A federal district court judge found the U.S. Army Corps of Engineers broke the law in approving a plan to kill cormorants on the Columbia River, but he allowed the plan to go forward.

In his ruling, Judge Michael Simon said the agency failed to consider alternatives before deciding to kill the birds, which prey on juvenile salmon and steelhead. However, he also ruled that the agency can continue killing the birds because it helps threatened and endangered fish.
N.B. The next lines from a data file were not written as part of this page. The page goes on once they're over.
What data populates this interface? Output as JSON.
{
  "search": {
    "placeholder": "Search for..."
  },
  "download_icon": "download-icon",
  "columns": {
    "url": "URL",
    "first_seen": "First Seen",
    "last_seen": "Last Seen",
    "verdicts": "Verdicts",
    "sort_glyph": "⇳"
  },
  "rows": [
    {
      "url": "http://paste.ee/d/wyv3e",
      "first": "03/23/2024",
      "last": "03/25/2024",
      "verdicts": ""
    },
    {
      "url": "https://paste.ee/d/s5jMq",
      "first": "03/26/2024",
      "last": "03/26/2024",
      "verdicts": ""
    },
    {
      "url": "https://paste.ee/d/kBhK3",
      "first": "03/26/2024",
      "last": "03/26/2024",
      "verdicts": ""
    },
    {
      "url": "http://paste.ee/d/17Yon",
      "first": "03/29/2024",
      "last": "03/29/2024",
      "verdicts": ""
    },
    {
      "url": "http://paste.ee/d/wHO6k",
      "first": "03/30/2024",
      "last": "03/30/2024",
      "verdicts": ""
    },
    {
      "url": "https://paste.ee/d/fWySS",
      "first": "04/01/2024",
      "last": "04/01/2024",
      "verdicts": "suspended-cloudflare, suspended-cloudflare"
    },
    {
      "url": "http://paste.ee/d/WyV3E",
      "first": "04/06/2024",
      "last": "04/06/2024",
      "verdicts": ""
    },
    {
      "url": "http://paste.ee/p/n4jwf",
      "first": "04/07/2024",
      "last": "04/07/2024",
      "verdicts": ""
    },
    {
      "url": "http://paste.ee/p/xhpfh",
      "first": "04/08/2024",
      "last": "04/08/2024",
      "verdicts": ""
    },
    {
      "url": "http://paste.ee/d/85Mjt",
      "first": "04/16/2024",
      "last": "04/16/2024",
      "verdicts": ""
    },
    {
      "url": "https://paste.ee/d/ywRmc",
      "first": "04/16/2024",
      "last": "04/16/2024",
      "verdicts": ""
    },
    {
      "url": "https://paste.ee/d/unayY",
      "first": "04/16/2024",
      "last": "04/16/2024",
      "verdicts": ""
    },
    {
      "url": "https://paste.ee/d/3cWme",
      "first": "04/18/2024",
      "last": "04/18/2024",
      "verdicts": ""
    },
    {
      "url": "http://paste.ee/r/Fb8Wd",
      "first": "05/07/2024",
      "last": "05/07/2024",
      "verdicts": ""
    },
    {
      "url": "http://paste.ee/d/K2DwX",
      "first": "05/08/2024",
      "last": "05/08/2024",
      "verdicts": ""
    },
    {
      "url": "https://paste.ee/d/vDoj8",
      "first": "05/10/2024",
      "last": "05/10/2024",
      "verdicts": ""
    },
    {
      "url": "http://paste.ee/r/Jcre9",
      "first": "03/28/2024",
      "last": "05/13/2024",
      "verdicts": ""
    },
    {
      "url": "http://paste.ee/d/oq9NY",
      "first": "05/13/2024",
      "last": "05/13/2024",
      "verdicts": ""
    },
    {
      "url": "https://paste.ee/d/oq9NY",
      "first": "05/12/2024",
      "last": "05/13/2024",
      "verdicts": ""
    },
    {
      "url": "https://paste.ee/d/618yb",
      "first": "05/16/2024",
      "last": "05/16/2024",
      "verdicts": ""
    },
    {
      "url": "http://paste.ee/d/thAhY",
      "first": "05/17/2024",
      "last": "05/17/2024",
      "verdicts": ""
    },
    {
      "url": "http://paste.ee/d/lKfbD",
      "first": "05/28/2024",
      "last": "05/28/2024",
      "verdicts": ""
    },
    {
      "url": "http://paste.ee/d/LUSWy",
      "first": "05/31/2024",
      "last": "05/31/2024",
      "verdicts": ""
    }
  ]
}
"We are extremely disappointed," said Bob Sallinger of the Portland Audubon Society, one of the plaintiffs in the case. "The courts have found the decision by the Army Corps of Engineers to kill cormorants was illegal, but have allowed them to continue killing anyways.”
Sallinger says his group may appeal the ruling. The Corps plans to shoot around 11,000 birds to stop them from eating salmon on the Columbia River.

The Corps says at its peak, the cormorant colony on East Sand Island at the mouth of the Columbia numbered around 30,000 birds that were eating an average of 11 million juvenile salmon and steelhead a year.

Bird advocates have protested the Corps' plan to kill the birds, arguing that the real problems for salmon are created by the dams upriver.


Double-crested cormorants like this one spread their wings in the sun to dry after getting them wet in the pursuit of small fish in the water. East Sand Island near Chinook is the location of a major colony of the birds.